やがて、俺達を近衛兵が前と同じ部屋に案内してくれた。

 丸いテーブルには10席ほどの椅子が並べられており、少し離れた壁には10人の近衛兵が彫像のように立っている。


 案内されるがままに席に座ると、2人の男女が入って来た。席を立って挨拶を交わした相手は、トーレスティ王国の使節を束ねるドルネアンさんとその奥さんだった。

 続いて、アブリートさんにバイナムさんだが、ご婦人を1人連れてきたぞ。

 先ほどと同じように挨拶をすると、このご婦人がザイラスさんの言う、雌トラと言う事らしい。綺麗なご婦人なんだけどね?

 最後に、国王夫妻が入って来ると、全員が席を立って深々と礼をする。

 堅苦しい挨拶は国王も嫌いらしく、シルバニア王国の話をしながら晩餐が始まった。


 長い晩餐が終わり、食後のワインを飲み始めると、御妃様からザイラスさんにジルさんの紹介が始まった。

 美辞麗句がこれでもか! というぐらいに並べられると確かに断ることは出来ないな。

 ザイラスさんはひたすらワインを飲んで耐えていたようだ。 

 ジルさんは俯きながら、たまにザイラスさんを見ているから、ジルさんも気にいっているんだろう。どこにも断る理由が無いように思えるんだけどね。

 それに、これを逃したらザイラスさんにお嫁さんは来ないんじゃないか?


 最後に「ありがたく妻になっていただきます」とザイラスさんが言った時、一番喜んでたのが御后様だと言うのがちょっと微妙なところだ。

 帰ったら、マリアンさんへの報告事項になりそうだな。


「ジルに見合った相手がクレーブルにはおらぬ。ザイラスならば安心できよう。我もこれで一安心じゃ」

 国王がそんな事を言って笑っているから、ジルさんは顔を赤くして俯いてるぞ。


「それで、新規事業であったな。前にも交易船の話を聞いているが……」

「どうせなら、3つの王国で共同で始めませんか? その提案とそれに対する見返りとして、レーデル川西岸の国境を確定したいと思っています」


 俺の提案を意外そうな表情で、皆が俺を見ている。

 この時期に国境の画定とは……、と呆れているみたいだ。

 まあ、今まで放っておいた土地を改めて問題にするのも、新しく王国を作ったせいだろうと勝手に解釈しているのが見え見えだ。
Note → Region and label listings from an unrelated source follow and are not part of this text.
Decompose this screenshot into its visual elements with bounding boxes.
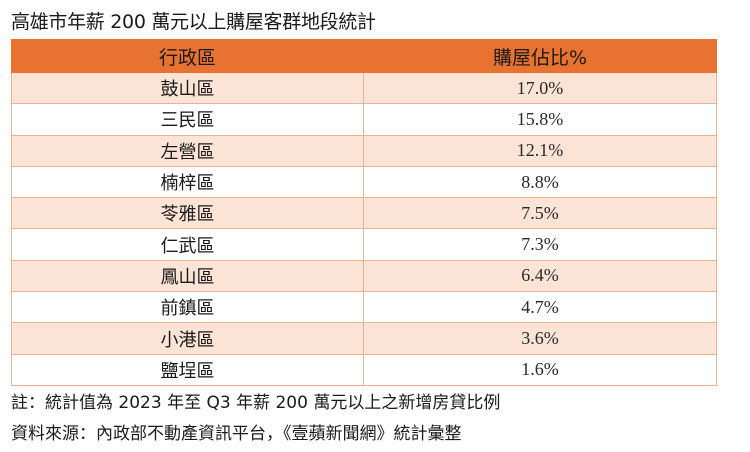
- share-cell: 4.7%: [363, 291, 717, 324]
- share-cell: 7.5%: [363, 197, 717, 230]
- table-row: 三民區 15.8%: [11, 103, 717, 136]
- table-row: 小港區 3.6%: [11, 322, 717, 355]
- table-row: 仁武區 7.3%: [11, 228, 717, 261]
- table-row: 左營區 12.1%: [11, 134, 717, 167]
- share-cell: 12.1%: [363, 134, 717, 167]
- table-row: 鼓山區 17.0%: [11, 71, 717, 105]
- district-cell: 楠梓區: [11, 165, 364, 199]
- district-cell: 小港區: [11, 322, 364, 355]
- district-cell: 鹽埕區: [11, 353, 364, 386]
- share-cell: 8.8%: [363, 165, 717, 199]
- district-cell: 鳳山區: [11, 259, 364, 293]
- share-cell: 1.6%: [363, 353, 717, 386]
- footnote: 註：統計值為 2023 年至 Q3 年薪 200 萬元以上之新增房貸比例: [11, 393, 501, 413]
- table-row: 楠梓區 8.8%: [11, 165, 717, 199]
- district-cell: 左營區: [11, 134, 364, 167]
- district-cell: 前鎮區: [11, 291, 364, 324]
- column-header-share: 購屋佔比%: [363, 39, 717, 73]
- share-cell: 3.6%: [363, 322, 717, 355]
- district-cell: 三民區: [11, 103, 364, 136]
- share-cell: 7.3%: [363, 228, 717, 261]
- district-cell: 仁武區: [11, 228, 364, 261]
- column-header-district: 行政區: [11, 39, 364, 73]
- district-cell: 鼓山區: [11, 71, 364, 105]
- table-header-row: 行政區 購屋佔比%: [11, 39, 717, 73]
- source-note: 資料來源：內政部不動產資訊平台，《壹蘋新聞網》統計彙整: [11, 424, 462, 444]
- share-cell: 17.0%: [363, 71, 717, 105]
- share-cell: 6.4%: [363, 259, 717, 293]
- district-cell: 苓雅區: [11, 197, 364, 230]
- table-row: 鹽埕區 1.6%: [11, 353, 717, 386]
- share-cell: 15.8%: [363, 103, 717, 136]
- page-title: 高雄市年薪 200 萬元以上購屋客群地段統計: [11, 11, 376, 33]
- table-row: 苓雅區 7.5%: [11, 197, 717, 230]
- table-row: 鳳山區 6.4%: [11, 259, 717, 293]
- table-row: 前鎮區 4.7%: [11, 291, 717, 324]
- district-share-table: 行政區 購屋佔比% 鼓山區 17.0% 三民區 15.8% 左營區 12.1% …: [11, 39, 717, 386]
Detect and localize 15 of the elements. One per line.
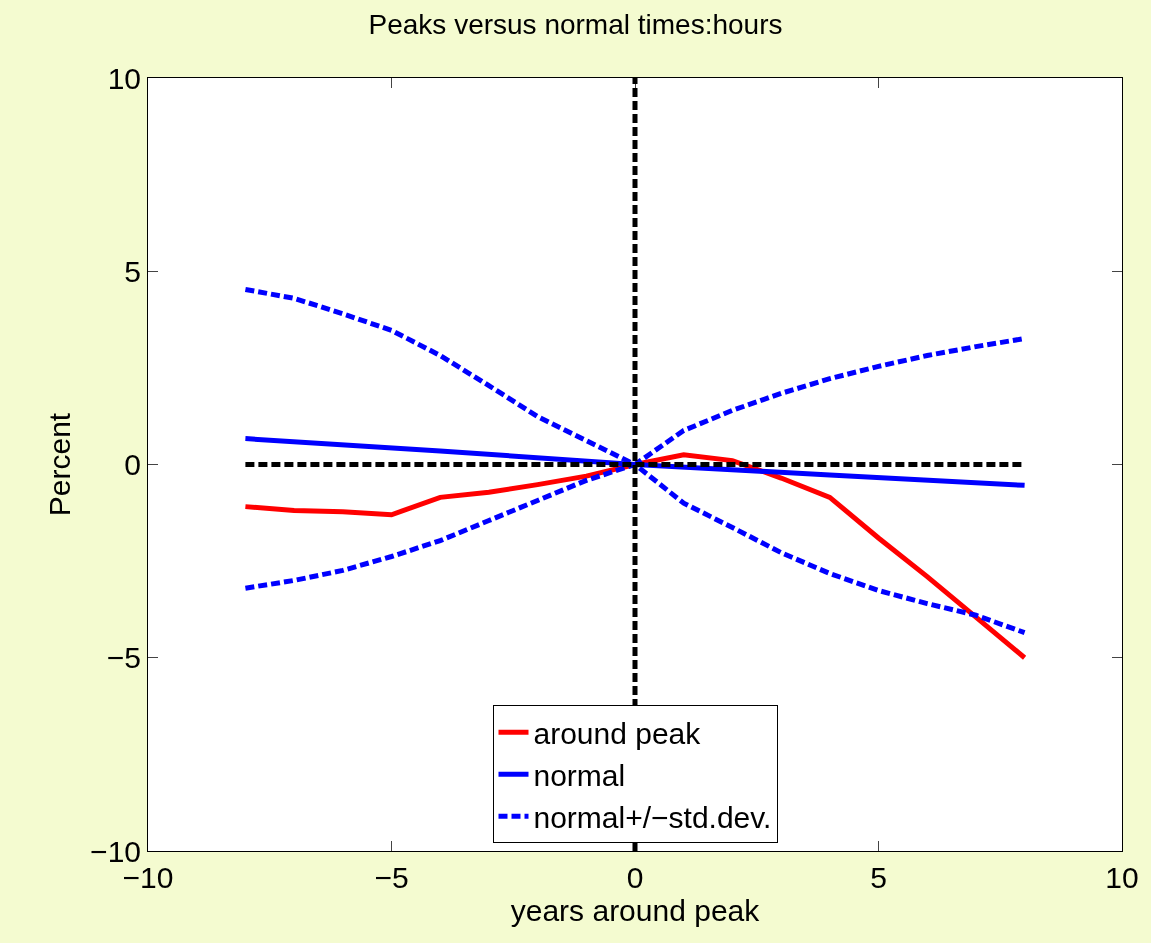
y-tick-label: 5: [124, 254, 141, 288]
y-tick-label: 10: [107, 61, 141, 95]
x-tick-label: −5: [374, 861, 409, 894]
x-tick-label: 0: [626, 861, 644, 894]
x-tick-label: 10: [1105, 861, 1139, 894]
legend-label: normal: [533, 758, 626, 792]
legend-label: around peak: [533, 716, 702, 750]
y-tick-label: 0: [124, 448, 141, 481]
x-tick-label: 5: [870, 861, 887, 894]
y-tick-label: −10: [90, 834, 141, 868]
y-axis-title: Percent: [43, 412, 77, 517]
chart-title: Peaks versus normal times:hours: [368, 8, 783, 40]
y-tick-label: −5: [106, 641, 141, 675]
x-axis-title: years around peak: [510, 894, 761, 927]
legend-label: normal+/−std.dev.: [533, 800, 772, 834]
「シルバニア建国の祝いとして、シルバニアで線引きをしても構わぬぞ。ドルネアン殿も了承してくださるだろう」

 国王の言葉に、ドルネアンさんもワインを飲む手を休めて頷いている。

「強いて言えば、街道の整備をして頂けるとありがたいですな。あの荒地は大きな石ばかりが転がっております」


 やはりそれ位の認識しかなかったようだ。

 これで言葉質は取ったから、計画を話せる状況になって来たな。


「俺は交易船を東に進めたいと思っています。目的は絹になりますが、絹を輸入するだけではおもしろくはありません。行く行くは絹を我等3つの王国で作りたいと思っています。作り方はかなり面倒です。ですが、絹糸さえ作れば、織物は出来ると考えています」


「高価な絹は遥か東方と言う事ですか……。ですがそれを産業としている王国が分らないと言う事ですな。確かに直ぐには利益が出ません。悩むところですな」

「我がクレーブルは半額を融資するつもりだ。もしも、それが手に入れば莫大な富を生む。それに交易船での取引材料としても有効だからな」


「ある意味、夢を買う事になりますな……。それでは、我が国王は承知しないと思いますぞ」

 トーレスティは国庫に余裕が無いんだろう。主要な産業は農業らしいし、船乗りとして出稼ぎをしているような話を聞いたことがあるからな。


「そこで、俺からの提案です。3つの王国からの出資金が無くとも、この事業ができるとしたら、協力して頂けますか?」


 ザイラスさん以外の人達が一斉に俺の顔を見た。

 どこから事業費を捻出するのかと考えているようだが、考えもつかない方法だぞ。